Use SnapPass to securely share configuration details for Adobe Analytics between your company and your Amperity representative.

Clickstream files

Adobe Analytics can send data to the SFTP location that is built into Amperity. Adobe Analytics must be able to connect to this location, and then add files to the specified path.

When configured to run on a schedule, the output from Adobe Analytics is a compressed Gzip that contains multiple files. One of these files (hit_data.tsv) is the primary table and should be configured to run on a daily basis. All of the other files are static lookup tables for codes in the primary table.

Add courier

A courier brings data from external system to Amperity. A courier relies on a feed to know which fileset to bring to Amperity for processing.

Tip

You can run a courier without load operations. Use this approach to get files to upload during feed creation, as a feed requires knowing the schema of a file before you can apply semantic tagging and other feed configuration settings.

Example entities list

An entites list defines the list of files to be pulled to Amperity, along with any file-specific details (such as file name, file type, if header rows are required, and so on).

For example:

[
  {
    "archive/contents": {
      "hit_data.tsv": {
        "subobject/land-as": {
          "file/tag": "adobe_clickstream",
          "file/content-type": "text/tsv"
        }
      }
    },
    "object/type": "archive",
    "object/file-pattern": "'tenant/filename_'yyyy-MM-dd'.zip'"
  }
]

Note

You may configure files as required ("object/optional": false) or optional ("object/optional": true.) A courier will fail if a required file is not available or, if all files in the fileset are optional, at least one of those files is not available.

To add a courier

  1. From the Sources tab, click Add Courier. The Add Source page opens.

  2. Find, and then click the icon for SFTP. The Add Courier page opens.

    This automatically selects sftp as the Credential Type and assigns <tenant>.sftp.amperity.com as the location from which data is pulled.

  3. Enter the name of the courier. For example: “Adobe Analytics”.

  4. From the Credential drop-down, select Create a new credential. This opens the Create New Credential page.

  5. From the Credential drop-down, select Create a new credential. This opens the Create New Credential dialog box.

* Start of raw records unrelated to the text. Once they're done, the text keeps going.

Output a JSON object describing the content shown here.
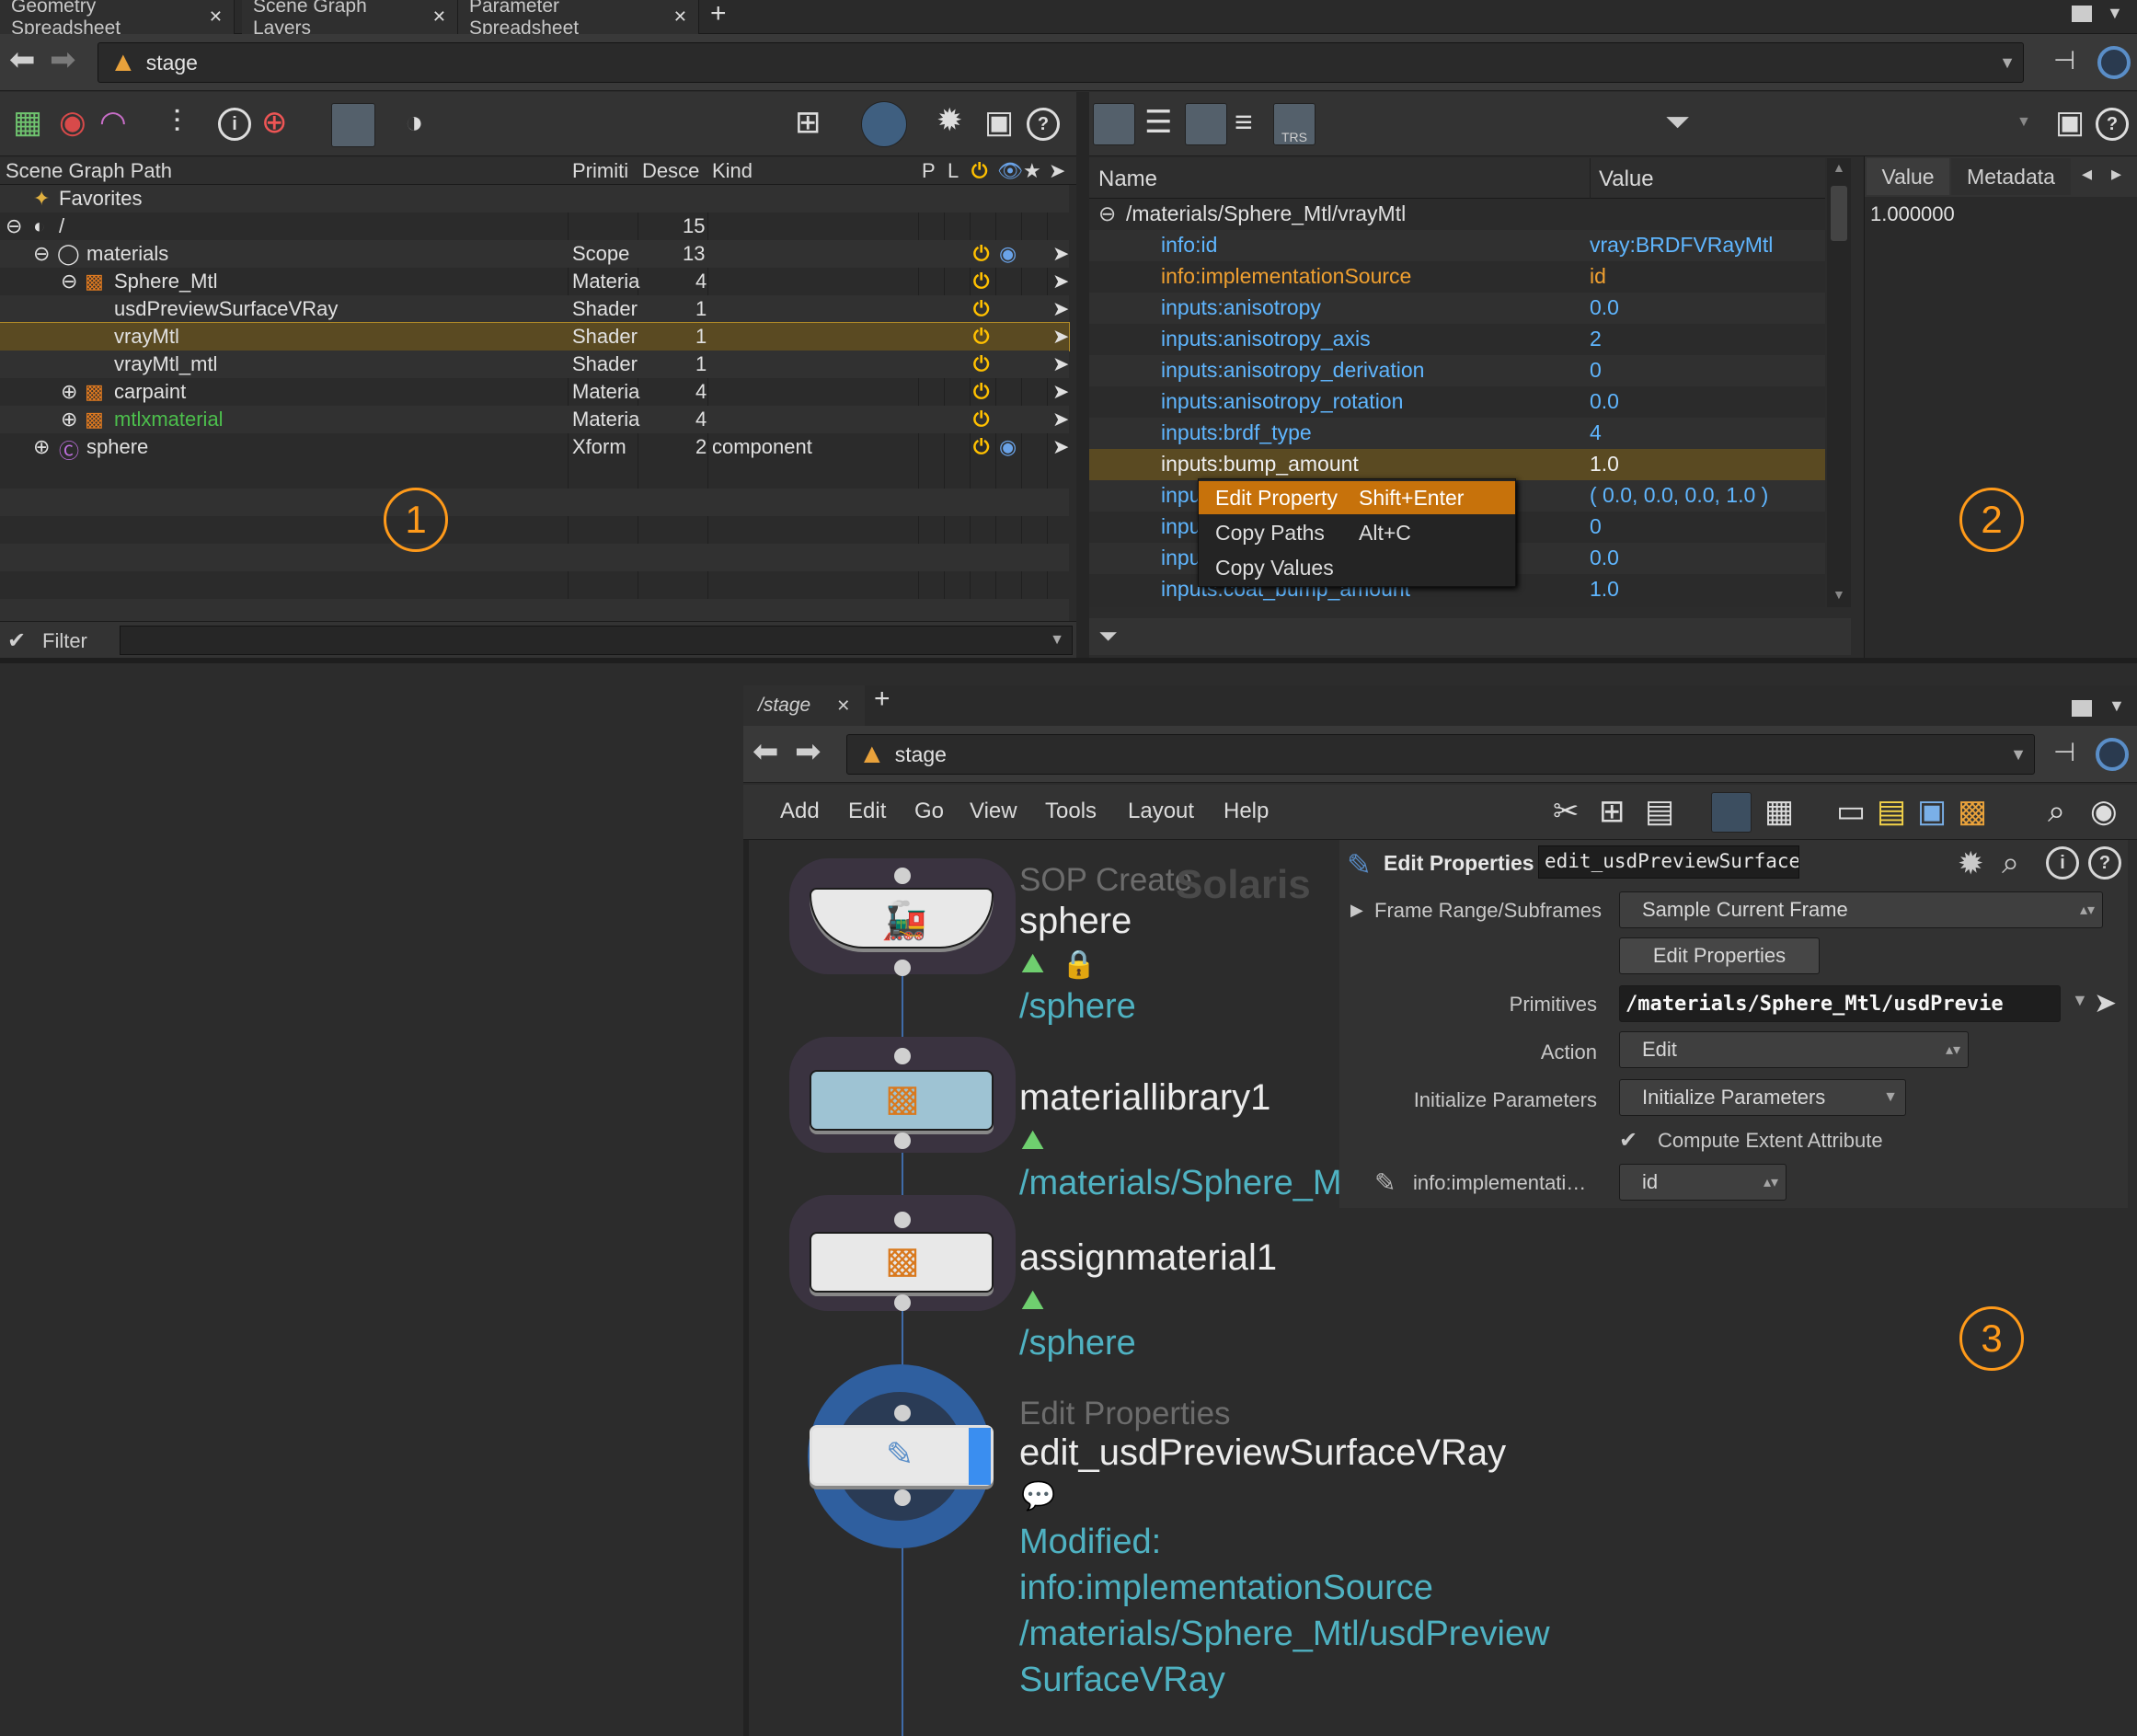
{
  "top_tabs": [
    "Geometry Spreadsheet",
    "Scene Graph Layers",
    "Parameter Spreadsheet"
  ],
  "path_bar": {
    "location": "stage"
  },
  "scene_graph": {
    "columns": [
      "Scene Graph Path",
      "Primiti",
      "Desce",
      "Kind",
      "P",
      "L"
    ],
    "favorites": "Favorites",
    "rows": [
      {
        "path": "/",
        "type": "",
        "desc": "15",
        "kind": ""
      },
      {
        "path": "materials",
        "type": "Scope",
        "desc": "13",
        "kind": ""
      },
      {
        "path": "Sphere_Mtl",
        "type": "Materia",
        "desc": "4",
        "kind": ""
      },
      {
        "path": "usdPreviewSurfaceVRay",
        "type": "Shader",
        "desc": "1",
        "kind": ""
      },
      {
        "path": "vrayMtl",
        "type": "Shader",
        "desc": "1",
        "kind": ""
      },
      {
        "path": "vrayMtl_mtl",
        "type": "Shader",
        "desc": "1",
        "kind": ""
      },
      {
        "path": "carpaint",
        "type": "Materia",
        "desc": "4",
        "kind": ""
      },
      {
        "path": "mtlxmaterial",
        "type": "Materia",
        "desc": "4",
        "kind": ""
      },
      {
        "path": "sphere",
        "type": "Xform",
        "desc": "2",
        "kind": "component"
      }
    ],
    "filter_label": "Filter",
    "selected_row": "vrayMtl"
  },
  "properties": {
    "col_name": "Name",
    "col_value": "Value",
    "root_path": "/materials/Sphere_Mtl/vrayMtl",
    "rows": [
      {
        "name": "info:id",
        "value": "vray:BRDFVRayMtl"
      },
      {
        "name": "info:implementationSource",
        "value": "id"
      },
      {
        "name": "inputs:anisotropy",
        "value": "0.0"
      },
      {
        "name": "inputs:anisotropy_axis",
        "value": "2"
      },
      {
        "name": "inputs:anisotropy_derivation",
        "value": "0"
      },
      {
        "name": "inputs:anisotropy_rotation",
        "value": "0.0"
      },
      {
        "name": "inputs:brdf_type",
        "value": "4"
      },
      {
        "name": "inputs:bump_amount",
        "value": "1.0"
      },
      {
        "name": "inpu",
        "value": "( 0.0, 0.0, 0.0, 1.0 )"
      },
      {
        "name": "inpu",
        "value": "0"
      },
      {
        "name": "inpu",
        "value": "0.0"
      },
      {
        "name": "inputs:coat_bump_amount",
        "value": "1.0"
      }
    ],
    "context_menu": [
      {
        "label": "Edit Property",
        "shortcut": "Shift+Enter"
      },
      {
        "label": "Copy Paths",
        "shortcut": "Alt+C"
      },
      {
        "label": "Copy Values",
        "shortcut": ""
      }
    ],
    "value_tabs": [
      "Value",
      "Metadata"
    ],
    "value_display": "1.000000"
  },
  "markers": [
    "1",
    "2",
    "3"
  ],
  "network": {
    "tab": "/stage",
    "path": "stage",
    "menu": [
      "Add",
      "Edit",
      "Go",
      "View",
      "Tools",
      "Layout",
      "Help"
    ],
    "context_watermark": "Solaris",
    "nodes": [
      {
        "type": "SOP Create",
        "name": "sphere",
        "path": "/sphere"
      },
      {
        "type": "",
        "name": "materiallibrary1",
        "path": "/materials/Sphere_M"
      },
      {
        "type": "",
        "name": "assignmaterial1",
        "path": "/sphere"
      },
      {
        "type": "Edit Properties",
        "name": "edit_usdPreviewSurfaceVRay",
        "path": ""
      }
    ],
    "modified_lines": [
      "Modified:",
      "info:implementationSource",
      "/materials/Sphere_Mtl/usdPreview",
      "SurfaceVRay"
    ]
  },
  "param_panel": {
    "title": "Edit Properties",
    "node_name": "edit_usdPreviewSurfaceVRay",
    "frame_range_label": "Frame Range/Subframes",
    "frame_range_value": "Sample Current Frame",
    "edit_button": "Edit Properties",
    "primitives_label": "Primitives",
    "primitives_value": "/materials/Sphere_Mtl/usdPrevie",
    "action_label": "Action",
    "action_value": "Edit",
    "init_label": "Initialize Parameters",
    "init_value": "Initialize Parameters",
    "compute_extent": "Compute Extent Attribute",
    "impl_label": "info:implementati…",
    "impl_value": "id"
  },
  "colors": {
    "accent": "#c7720b",
    "highlight_row": "#5a4a22",
    "param_text": "#5fb6ff",
    "node_path": "#4fb2c2",
    "marker": "#ff9a1a"
  }
}
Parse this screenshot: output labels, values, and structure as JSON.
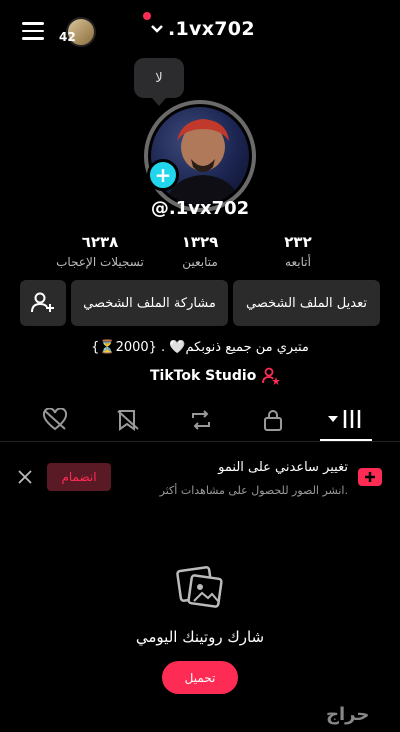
{
  "topbar": {
    "notification_count": "42",
    "username": ".1vx702"
  },
  "story_bubble": {
    "text": "لا"
  },
  "profile": {
    "handle": "@.1vx702"
  },
  "stats": [
    {
      "value": "٦٢٣٨",
      "label": "تسجيلات الإعجاب"
    },
    {
      "value": "١٣٢٩",
      "label": "متابعين"
    },
    {
      "value": "٢٣٢",
      "label": "أتابعه"
    }
  ],
  "actions": {
    "edit_profile": "تعديل الملف الشخصي",
    "share_profile": "مشاركة الملف الشخصي"
  },
  "bio": "متبري من جميع ذنوبكم🤍 .  {2000⏳}",
  "studio_link": "TikTok Studio",
  "promo": {
    "title": "تغيير ساعدني على النمو",
    "subtitle": "انشر الصور للحصول على مشاهدات أكثر.",
    "join_label": "انضمام"
  },
  "empty_state": {
    "title": "شارك روتينك اليومي",
    "cta_label": "تحميل"
  },
  "watermark": "حراج",
  "colors": {
    "accent": "#fe2c55",
    "plus": "#20d5ec",
    "background": "#000000"
  }
}
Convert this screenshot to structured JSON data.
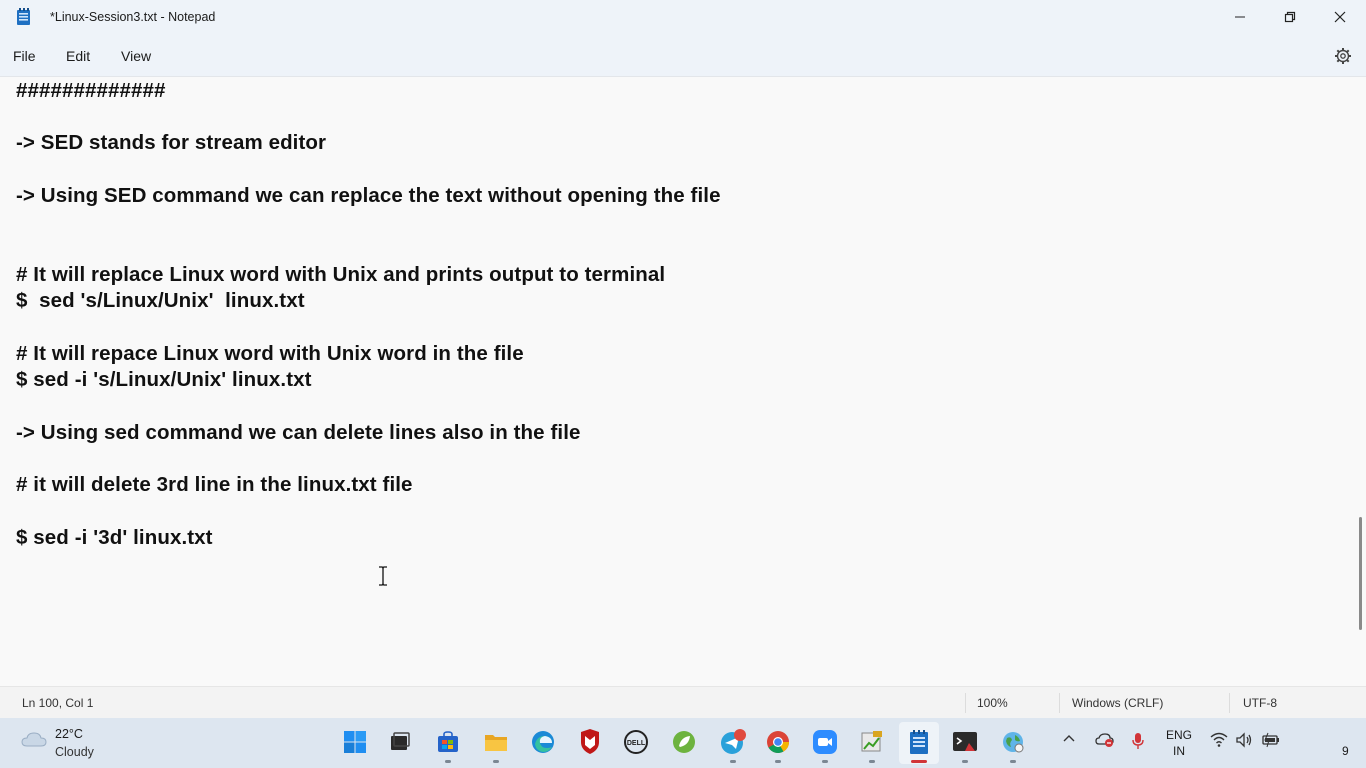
{
  "window": {
    "title": "*Linux-Session3.txt - Notepad",
    "controls": [
      "minimize-icon",
      "maximize-icon",
      "close-icon"
    ]
  },
  "menu": {
    "file": "File",
    "edit": "Edit",
    "view": "View",
    "settings_icon": "gear-icon"
  },
  "editor": {
    "lines": [
      "#############",
      "-> SED stands for stream editor",
      "-> Using SED command we can replace the text without opening the file",
      "# It will replace Linux word with Unix and prints output to terminal",
      "$  sed 's/Linux/Unix'  linux.txt",
      "# It will repace Linux word with Unix word in the file",
      "$ sed -i 's/Linux/Unix' linux.txt",
      "-> Using sed command we can delete lines also in the file",
      "# it will delete 3rd line in the linux.txt file",
      "$ sed -i '3d' linux.txt"
    ]
  },
  "status": {
    "position": "Ln 100, Col 1",
    "zoom": "100%",
    "line_ending": "Windows (CRLF)",
    "encoding": "UTF-8"
  },
  "taskbar": {
    "weather": {
      "temp": "22°C",
      "condition": "Cloudy",
      "icon": "cloud-icon"
    },
    "apps": [
      "start-icon",
      "task-view-icon",
      "store-icon",
      "file-explorer-icon",
      "edge-icon",
      "mcafee-icon",
      "dell-icon",
      "spring-icon",
      "telegram-icon",
      "chrome-icon",
      "zoom-icon",
      "sql-icon",
      "notepad-icon",
      "terminal-icon",
      "network-globe-icon"
    ],
    "tray": {
      "lang_top": "ENG",
      "lang_bottom": "IN",
      "clock_partial": "9"
    }
  }
}
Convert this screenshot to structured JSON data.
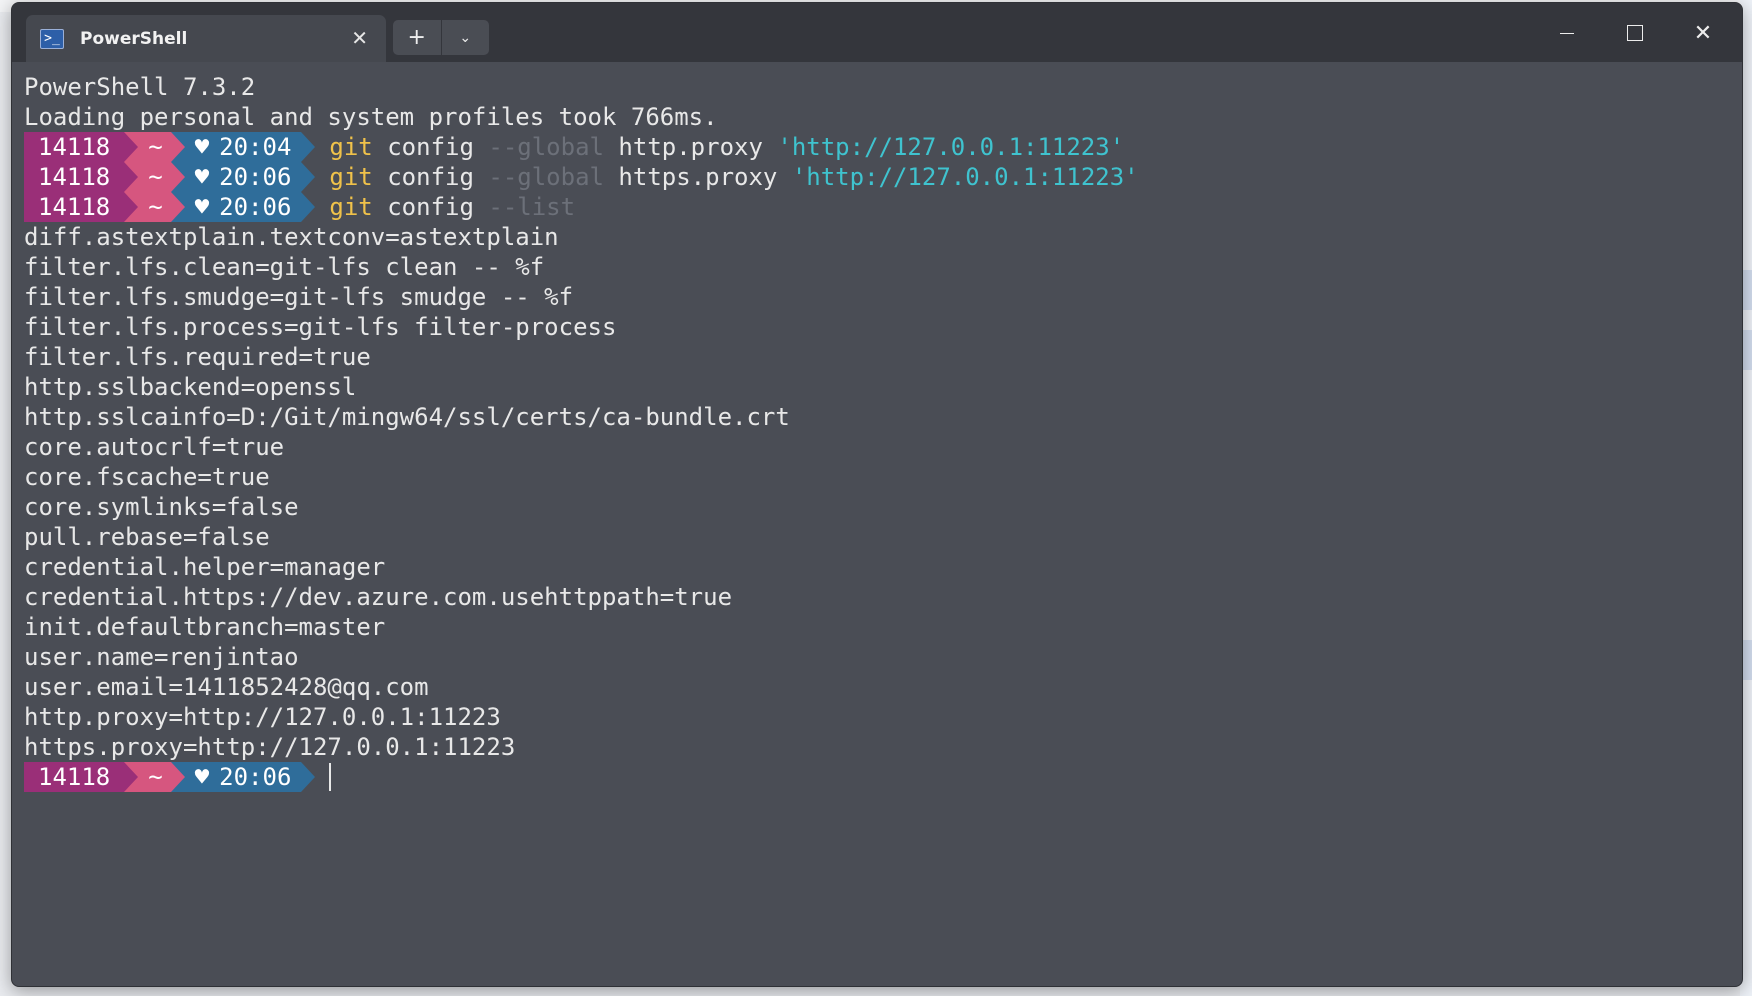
{
  "window": {
    "tab_title": "PowerShell",
    "tab_icon": "powershell-icon",
    "new_tab_symbol": "+",
    "dropdown_symbol": "⌄",
    "close_symbol": "✕"
  },
  "prompt": {
    "pid": "14118",
    "dir": "~",
    "heart": "♥",
    "colors": {
      "pid": "#9a2f78",
      "dir": "#d6567f",
      "time": "#2f6d9a"
    }
  },
  "terminal": {
    "banner1": "PowerShell 7.3.2",
    "banner2": "Loading personal and system profiles took 766ms.",
    "commands": [
      {
        "time": "20:04",
        "git": "git",
        "verb": "config",
        "flag": "--global",
        "key": "http.proxy",
        "value": "'http://127.0.0.1:11223'"
      },
      {
        "time": "20:06",
        "git": "git",
        "verb": "config",
        "flag": "--global",
        "key": "https.proxy",
        "value": "'http://127.0.0.1:11223'"
      },
      {
        "time": "20:06",
        "git": "git",
        "verb": "config",
        "flag": "--list"
      }
    ],
    "output": [
      "diff.astextplain.textconv=astextplain",
      "filter.lfs.clean=git-lfs clean -- %f",
      "filter.lfs.smudge=git-lfs smudge -- %f",
      "filter.lfs.process=git-lfs filter-process",
      "filter.lfs.required=true",
      "http.sslbackend=openssl",
      "http.sslcainfo=D:/Git/mingw64/ssl/certs/ca-bundle.crt",
      "core.autocrlf=true",
      "core.fscache=true",
      "core.symlinks=false",
      "pull.rebase=false",
      "credential.helper=manager",
      "credential.https://dev.azure.com.usehttppath=true",
      "init.defaultbranch=master",
      "user.name=renjintao",
      "user.email=1411852428@qq.com",
      "http.proxy=http://127.0.0.1:11223",
      "https.proxy=http://127.0.0.1:11223"
    ],
    "final_prompt_time": "20:06"
  }
}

Enter a name for the credential (typically “Adobe Analytics”), and then enter the username and password required to access this location.

  6. Under Settings configure the list of files to pull to Amperity. Configure the Entities List for each file to be loaded to Amperity.

    Note

    If the file is contained within a ZIP archive, you may need to specify the fully qualified filename within the ZIP archive. For example, to import a file named “items.csv” you may need to specify “exportitems.csv”.

  7. Under Settings set the load operations to a string that is obviously incorrect, such as df-xxxxxx. (You may also set the load operation to empty: {}.)

    Tip

    If you use an obviously incorrect string, the load operation settings will be saved in the courier configuration. After the feed is configured and activated you can edit the courier, and then update the feed ID with the correct identifier.

    Caution

    If load operations are not set to {} the validation test for the courier configuration settings will fail.

  8. Click Save.

Get sample files

Every Adobe Analytics file that is pulled to Amperity must be configured as a feed. Before you can configure each feed you need to know the schema of that file. Run the courier without load operations to bring sample files from Adobe Analytics to Amperity, and then use each of those files to configure a feed.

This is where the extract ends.